Bangkalan – Partai Cokelat atau Parcok akhir-akhir ini muncul sebagai istilah baru dalam ranah politik praktis di negara Indonesia, Rabu (11/12/2024).
Kemunculan istilah politik ini, melahirkan pro-kontra antarelit politik, sehingga menjadi perbincangan atau perdebatan hangat khalayak atau publik di Indonesia.

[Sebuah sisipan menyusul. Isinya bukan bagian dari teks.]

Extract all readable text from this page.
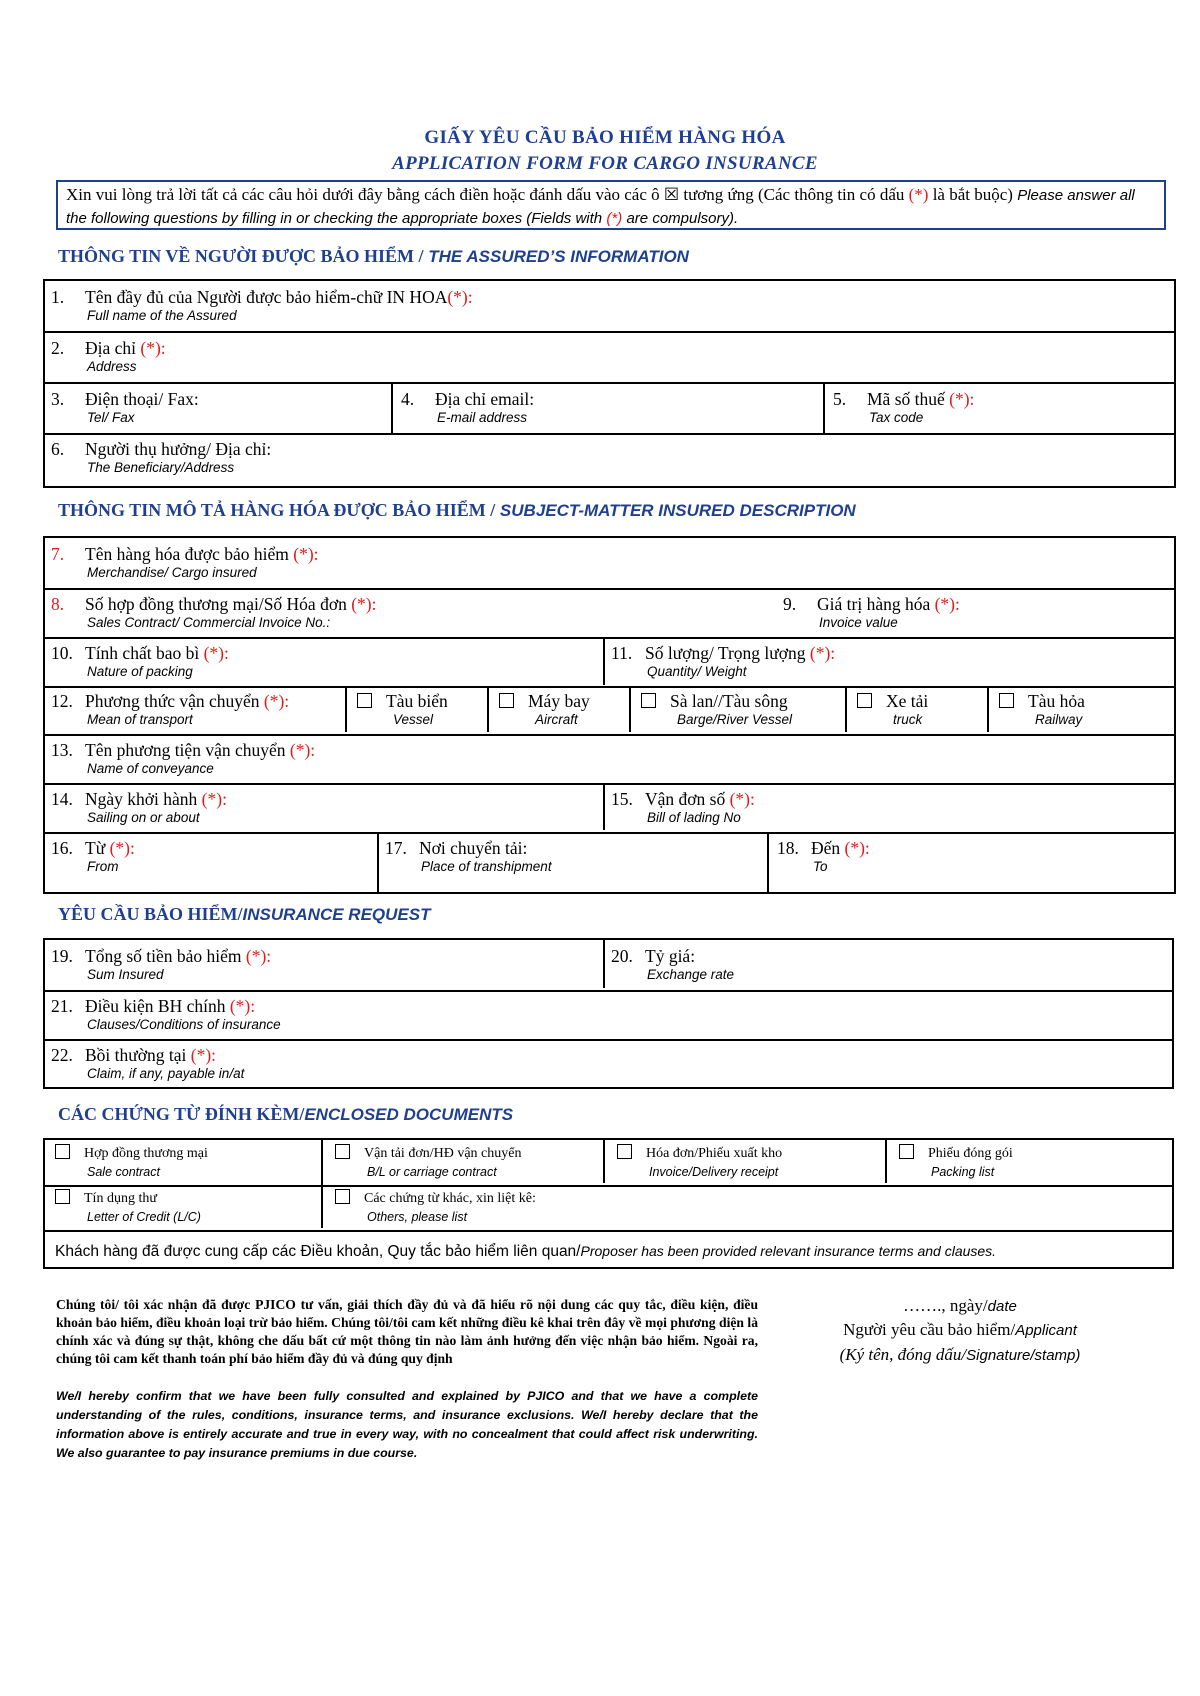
GIẤY YÊU CẦU BẢO HIỂM HÀNG HÓA
APPLICATION FORM FOR CARGO INSURANCE
Xin vui lòng trả lời tất cả các câu hỏi dưới đây bằng cách điền hoặc đánh dấu vào các ô ☒ tương ứng (Các thông tin có dấu (*) là bắt buộc) Please answer all the following questions by filling in or checking the appropriate boxes (Fields with (*) are compulsory).
THÔNG TIN VỀ NGƯỜI ĐƯỢC BẢO HIỂM / THE ASSURED’S INFORMATION
1. Tên đầy đủ của Người được bảo hiểm-chữ IN HOA(*):
Full name of the Assured
2. Địa chỉ (*):
Address
3. Điện thoại/ Fax:
Tel/ Fax
4. Địa chỉ email:
E-mail address
5. Mã số thuế (*):
Tax code
6. Người thụ hưởng/ Địa chỉ:
The Beneficiary/Address
THÔNG TIN MÔ TẢ HÀNG HÓA ĐƯỢC BẢO HIỂM / SUBJECT-MATTER INSURED DESCRIPTION
7. Tên hàng hóa được bảo hiểm (*):
Merchandise/ Cargo insured
8. Số hợp đồng thương mại/Số Hóa đơn (*):
Sales Contract/ Commercial Invoice No.:
9. Giá trị hàng hóa (*):
Invoice value
10. Tính chất bao bì (*):
Nature of packing
11. Số lượng/ Trọng lượng (*):
Quantity/ Weight
12. Phương thức vận chuyển (*):
Mean of transport
Tàu biển
Vessel
Máy bay
Aircraft
Sà lan//Tàu sông
Barge/River Vessel
Xe tải
truck
Tàu hỏa
Railway
13. Tên phương tiện vận chuyển (*):
Name of conveyance
14. Ngày khởi hành (*):
Sailing on or about
15. Vận đơn số (*):
Bill of lading No
16. Từ (*):
From
17. Nơi chuyển tải:
Place of transhipment
18. Đến (*):
To
YÊU CẦU BẢO HIỂM/INSURANCE REQUEST
19. Tổng số tiền bảo hiểm (*):
Sum Insured
20. Tỷ giá:
Exchange rate
21. Điều kiện BH chính (*):
Clauses/Conditions of insurance
22. Bồi thường tại (*):
Claim, if any, payable in/at
CÁC CHỨNG TỪ ĐÍNH KÈM/ENCLOSED DOCUMENTS
Hợp đồng thương mại
Sale contract
Vận tải đơn/HĐ vận chuyển
B/L or carriage contract
Hóa đơn/Phiếu xuất kho
Invoice/Delivery receipt
Phiếu đóng gói
Packing list
Tín dụng thư
Letter of Credit (L/C)
Các chứng từ khác, xin liệt kê:
Others, please list
Khách hàng đã được cung cấp các Điều khoản, Quy tắc bảo hiểm liên quan/Proposer has been provided relevant insurance terms and clauses.
Chúng tôi/ tôi xác nhận đã được PJICO tư vấn, giải thích đầy đủ và đã hiểu rõ nội dung các quy tắc, điều kiện, điều khoản bảo hiểm, điều khoản loại trừ bảo hiểm. Chúng tôi/tôi cam kết những điều kê khai trên đây về mọi phương diện là chính xác và đúng sự thật, không che dấu bất cứ một thông tin nào làm ảnh hưởng đến việc nhận bảo hiểm. Ngoài ra, chúng tôi cam kết thanh toán phí bảo hiểm đầy đủ và đúng quy định
We/I hereby confirm that we have been fully consulted and explained by PJICO and that we have a complete understanding of the rules, conditions, insurance terms, and insurance exclusions. We/I hereby declare that the information above is entirely accurate and true in every way, with no concealment that could affect risk underwriting. We also guarantee to pay insurance premiums in due course.
……., ngày/date
Người yêu cầu bảo hiểm/Applicant
(Ký tên, đóng dấu/Signature/stamp)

Istilah ini muncul pertama kali menjelang hari pelaksanaan pencoblosan Pemilihan Kepala Daerah (Pilkada) Serentak di Indonesia, Rabu, 27 November 2024. Politisi yang memperkenalkan istilah ini adalah Sekretaris Jenderal (Sekjen) Dewan Pimpinan Pusat (DPP) Partai Demokrasi Indonesia Perjuangan (PDI-P), Hasto Kristiyanto.
Sekjen DPP PDI-P ini mengungkapkan istilah ini dalam sebuah wawancara pada Jumat, 22 November 2024, jelang hari pencoblosan Pilkada Serentak pada Rabu, 27 November 2024.
Terlepas dari pro-kontra kepentingan penggunaan istilah tersebut, lalu pertanyaannya, apa itu Partai Cokelat (Parcok)? Berikut penjelasan Wahyudi, pakar linguistik dari Universitas Bahaudin Mudhary Madura (UNIBA Madura).
Menurut Yudik, panggilan akrab pemuda enerjik asal Madura, Jawa Timur ini, istilah Partai Cokelat secara etimologi (asal-usul kata) terbentuk dari dua kata, yakni Partai (Partai Politik) dan Cokelat.
Partai atau partai politik, dalam KBBI (Kamus Besar Bahasa Indonesia) Online, artinya perkumpulan yang didirikan untuk mewujudkan ideologi politik tertentu. Kata cokelat sendiri, dalam KBBI Online, adalah warna merah kehitam-hitaman, serupa dengan warna sawo matang.
Jadi, secara etimologi (asal-usul kata, red.) Partai Cokelat atau Parcok menurut Yudik, dapat diartikan sebagai perkumpulan politik dengan ideologi warna merah ke-hitam-hitaman.
Namun, ketika kita telusuri konteks kemunculannya istilah tersebut, menurut Pakar Linguistik lulusan UNS (Universitas Sebelas Maret) ini, Partai Cokelat secara terminologi (istilah teknis, red.) mengarah pada institusi kepolisian, yang dilibatkan oleh elit penguasa dalam Pilkada Serentak tahun 2024.
Istilah (konsep, red.) politik ini digunakan oleh Hasto Kristiyanto untuk menggambarkan atau menjelaskan perilaku politik elit politik tertentu yang (berupaya) menggerakkan institusi kepolisian (Partai Cokelat, red.) dalam Pilkada Serentak tahun 2024.
Tujuan praktek politik tersebut, tentu adalah untuk memenangkan paslon yang didukung elit politik tersebut dalam Pilkada Serentak tahun 2024. Elit tersebut, menurut Hasto Kristiyanto adalah mantan elit berkuasa di Indonesia, yakni Jokowi mantan Presiden RI.
Praktek politik tak demokratis ini dilakukan Jokowi (Joko Widodo, red.), menurutnya, untuk membangun “kerajaan (dinasti, red.) politik” dengan menempatkan orang-orang terdekatnya di posisi strategis Pilkada Serentak tahun 2024.